In the gyrase reaction region, there are ‘Before Enzyme’ and ‘After Enzyme’ regions. As gyrase reactions are force dependent, for any force above ca. 0.5 pN, only positive coils are resolved (chi reaction). For lower forces, both positive coils are resolved and negative coils are introduced (alpha reactions). Following thresholds tag molecules either alpha or chimol. Also, the parameter activity_score is calculated in the gyrase Reaction region.


//Calculating activity score
.forEach({ UID ->
    Molecule molecule = archive.get(UID)
    MarsTable table = molecule.getTable()

    if (table == null)
        return

	 double startTime = Gyrase_Reaction.getStart()
     double endTime = Gyrase_Reaction.getEnd()

     if (table.getValue("slice", table.getRowCount()-1) < Gyrase_Reaction.getEnd()) {
       endTime = table.getValue("slice", table.getRowCount()-1) - 10
     }

    double gMax = -1000000
    double gMin =1000000

    for (int row=0; row<table.getRowCount();row++) {
        double start = table.getValue("slice", row)
        double end = table.getValue("slice", row)

        if (start >= startTime && end <= endTime) {
            double cMax = table.getValue("poscyclesG", row)
            if (gMax < cMax)
                gMax = cMax

            double cMin = table.getValue("poscyclesG", row)
            if (gMin > cMin)
            	gMin = cMin
        }
    }

	molecule.setParameter("activity_score", gMax - gMin)

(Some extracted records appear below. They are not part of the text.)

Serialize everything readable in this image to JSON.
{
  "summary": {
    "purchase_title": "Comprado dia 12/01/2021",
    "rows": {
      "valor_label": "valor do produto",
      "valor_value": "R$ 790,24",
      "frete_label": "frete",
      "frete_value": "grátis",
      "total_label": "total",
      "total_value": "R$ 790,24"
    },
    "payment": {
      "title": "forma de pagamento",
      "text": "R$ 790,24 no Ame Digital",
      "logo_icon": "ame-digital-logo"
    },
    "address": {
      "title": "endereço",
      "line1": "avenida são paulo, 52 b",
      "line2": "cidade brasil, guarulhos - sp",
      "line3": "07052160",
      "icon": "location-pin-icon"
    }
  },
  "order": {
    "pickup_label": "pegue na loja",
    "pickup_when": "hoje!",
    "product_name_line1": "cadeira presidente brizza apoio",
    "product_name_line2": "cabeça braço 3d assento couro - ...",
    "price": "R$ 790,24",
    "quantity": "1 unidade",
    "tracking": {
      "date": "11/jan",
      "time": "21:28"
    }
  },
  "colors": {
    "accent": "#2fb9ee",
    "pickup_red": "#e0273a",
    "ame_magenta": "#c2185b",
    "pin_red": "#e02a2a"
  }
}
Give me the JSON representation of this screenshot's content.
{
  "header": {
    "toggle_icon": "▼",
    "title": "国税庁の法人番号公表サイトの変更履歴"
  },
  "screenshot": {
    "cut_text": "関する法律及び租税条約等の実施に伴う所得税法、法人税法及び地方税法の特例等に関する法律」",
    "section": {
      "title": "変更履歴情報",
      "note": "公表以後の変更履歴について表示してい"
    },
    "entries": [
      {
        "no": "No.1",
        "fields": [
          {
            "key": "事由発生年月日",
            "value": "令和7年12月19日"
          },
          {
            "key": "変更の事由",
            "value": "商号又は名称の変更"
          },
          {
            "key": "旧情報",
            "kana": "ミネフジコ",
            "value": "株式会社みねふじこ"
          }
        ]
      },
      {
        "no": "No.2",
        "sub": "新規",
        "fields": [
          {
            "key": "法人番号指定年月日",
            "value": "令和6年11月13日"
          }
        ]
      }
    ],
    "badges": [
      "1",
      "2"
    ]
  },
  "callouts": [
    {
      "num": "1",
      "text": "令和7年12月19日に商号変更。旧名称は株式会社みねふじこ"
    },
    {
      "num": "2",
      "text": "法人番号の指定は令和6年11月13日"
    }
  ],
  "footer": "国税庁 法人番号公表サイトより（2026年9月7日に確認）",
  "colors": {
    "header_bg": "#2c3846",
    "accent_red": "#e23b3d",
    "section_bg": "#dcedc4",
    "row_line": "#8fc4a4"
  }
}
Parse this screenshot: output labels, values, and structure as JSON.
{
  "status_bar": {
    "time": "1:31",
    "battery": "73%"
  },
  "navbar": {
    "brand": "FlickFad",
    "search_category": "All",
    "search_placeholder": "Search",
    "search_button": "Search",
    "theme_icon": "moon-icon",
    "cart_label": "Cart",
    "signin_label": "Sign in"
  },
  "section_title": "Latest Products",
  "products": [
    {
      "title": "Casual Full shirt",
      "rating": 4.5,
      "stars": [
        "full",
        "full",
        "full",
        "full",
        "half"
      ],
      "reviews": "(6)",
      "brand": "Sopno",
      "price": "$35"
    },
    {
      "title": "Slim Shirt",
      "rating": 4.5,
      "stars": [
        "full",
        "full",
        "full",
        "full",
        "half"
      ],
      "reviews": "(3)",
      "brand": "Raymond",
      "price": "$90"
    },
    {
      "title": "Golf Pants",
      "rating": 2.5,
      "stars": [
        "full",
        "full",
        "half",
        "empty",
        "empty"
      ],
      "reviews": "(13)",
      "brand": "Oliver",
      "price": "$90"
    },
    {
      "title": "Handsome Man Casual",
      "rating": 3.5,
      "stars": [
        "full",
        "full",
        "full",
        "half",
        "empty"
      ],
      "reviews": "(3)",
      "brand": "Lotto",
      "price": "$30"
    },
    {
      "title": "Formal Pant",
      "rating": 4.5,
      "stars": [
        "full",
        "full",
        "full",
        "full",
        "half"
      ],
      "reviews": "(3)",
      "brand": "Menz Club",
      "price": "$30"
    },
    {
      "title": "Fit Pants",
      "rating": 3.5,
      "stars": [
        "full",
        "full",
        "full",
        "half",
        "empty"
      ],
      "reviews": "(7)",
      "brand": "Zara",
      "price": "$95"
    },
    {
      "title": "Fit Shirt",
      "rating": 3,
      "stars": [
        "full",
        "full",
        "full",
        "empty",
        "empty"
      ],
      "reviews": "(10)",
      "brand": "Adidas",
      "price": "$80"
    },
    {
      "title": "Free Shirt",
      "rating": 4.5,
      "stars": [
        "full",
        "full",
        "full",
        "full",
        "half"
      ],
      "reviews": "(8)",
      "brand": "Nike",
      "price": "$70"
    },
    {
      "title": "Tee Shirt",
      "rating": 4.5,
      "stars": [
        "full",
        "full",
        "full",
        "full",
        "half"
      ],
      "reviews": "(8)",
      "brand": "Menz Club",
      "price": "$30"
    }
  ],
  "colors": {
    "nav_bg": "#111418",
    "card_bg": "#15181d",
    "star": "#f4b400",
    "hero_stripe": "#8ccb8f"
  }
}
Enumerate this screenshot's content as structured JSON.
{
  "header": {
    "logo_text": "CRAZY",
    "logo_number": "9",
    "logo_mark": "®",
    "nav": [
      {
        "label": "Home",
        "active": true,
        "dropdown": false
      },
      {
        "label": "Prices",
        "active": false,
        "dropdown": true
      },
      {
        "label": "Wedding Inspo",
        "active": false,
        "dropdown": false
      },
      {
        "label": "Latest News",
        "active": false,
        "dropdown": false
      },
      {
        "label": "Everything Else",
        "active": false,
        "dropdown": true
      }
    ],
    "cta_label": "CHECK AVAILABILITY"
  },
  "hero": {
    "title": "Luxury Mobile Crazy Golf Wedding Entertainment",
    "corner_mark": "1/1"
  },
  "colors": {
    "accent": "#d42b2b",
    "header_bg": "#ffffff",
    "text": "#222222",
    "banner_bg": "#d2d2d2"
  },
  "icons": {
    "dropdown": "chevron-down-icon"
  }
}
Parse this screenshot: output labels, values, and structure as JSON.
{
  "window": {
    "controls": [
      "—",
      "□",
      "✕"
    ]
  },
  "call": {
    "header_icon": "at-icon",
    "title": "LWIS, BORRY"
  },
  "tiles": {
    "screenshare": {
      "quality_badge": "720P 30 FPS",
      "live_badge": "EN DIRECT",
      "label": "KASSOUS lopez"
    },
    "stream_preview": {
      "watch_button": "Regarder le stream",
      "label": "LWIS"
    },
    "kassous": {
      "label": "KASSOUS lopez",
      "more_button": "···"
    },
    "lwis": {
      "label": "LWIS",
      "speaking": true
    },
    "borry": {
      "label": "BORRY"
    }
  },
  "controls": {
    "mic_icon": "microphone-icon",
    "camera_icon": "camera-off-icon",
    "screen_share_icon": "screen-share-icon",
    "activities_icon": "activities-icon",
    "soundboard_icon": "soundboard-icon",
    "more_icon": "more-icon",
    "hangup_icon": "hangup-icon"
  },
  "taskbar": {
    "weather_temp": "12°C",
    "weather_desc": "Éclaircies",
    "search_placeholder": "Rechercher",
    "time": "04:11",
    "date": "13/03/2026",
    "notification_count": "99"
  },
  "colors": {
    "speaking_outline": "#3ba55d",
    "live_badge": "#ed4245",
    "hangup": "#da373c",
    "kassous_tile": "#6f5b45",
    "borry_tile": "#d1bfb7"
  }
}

Additional Thresholds shown here:


//From the reversal parameters calculated

//stuckRev
if (Math.abs(molecule.getParameter("rev_begin_x")) < stuckRevThreshold &&\
Math.abs(molecule.getParameter("rev_begin_y")) < stuckRevThreshold) {
  molecule.addTag("stuckRev")

}

//stuckMSD
if (molecule.hasTag("stuckRev") &&\
  molecule.getParameter("x_MSD") < stuckMSDThresholdx &&\
  molecule.getParameter("y_MSD") < stuckMSDThresholdy) {
    molecule.addTag("stuckMSD")
}

//shortTrajectory
int deadSlice = table.getValue("slice",table.getRowCount()-1)
if (deadSlice < minLength)
  molecule.addTag("shortTrajectory")

//Drift Calculator
  DriftCalculatorCommand.calcDrift(archive, "stuckMSD", "x", "y", "x_drift", "y_drift", false, "mean", "end")

//Drift Corrector
  DriftCorrectorCommand.correctDrift(archive, driftZeroRegionStart, driftZeroRegionEnd, "x_drift", "y_drift", "x", "y", "x_drift_corr", "y_drift_corr", false)


‘dirftZeroRegion’ is the number of frames during drift correction where coordinates are set to 0 for this reference region. ‘conversionPixeltoMicron’ is the pixels size in microns.

‘stuckRevThreshold’ uses the reversal parameters ‘rev_begin_x’ and ‘rev_begin_y’ to tag immobile beads. If there is no motion during flow reversal in either x or y coordinate these are tagged ‘stuckRev’.

‘stuckMSDThresholdx’ and ‘stuckMSDThresholdy’ parameters are calculated MSD for the whole trace for x and y respectively. Molecules within the threshold are tagged stuckMSD. These are used to calculate and correct for drift.

‘minLength’ tags molecules ‘shortTrajectory’. This filters out all the trajectories which have less frames than the provided threshold.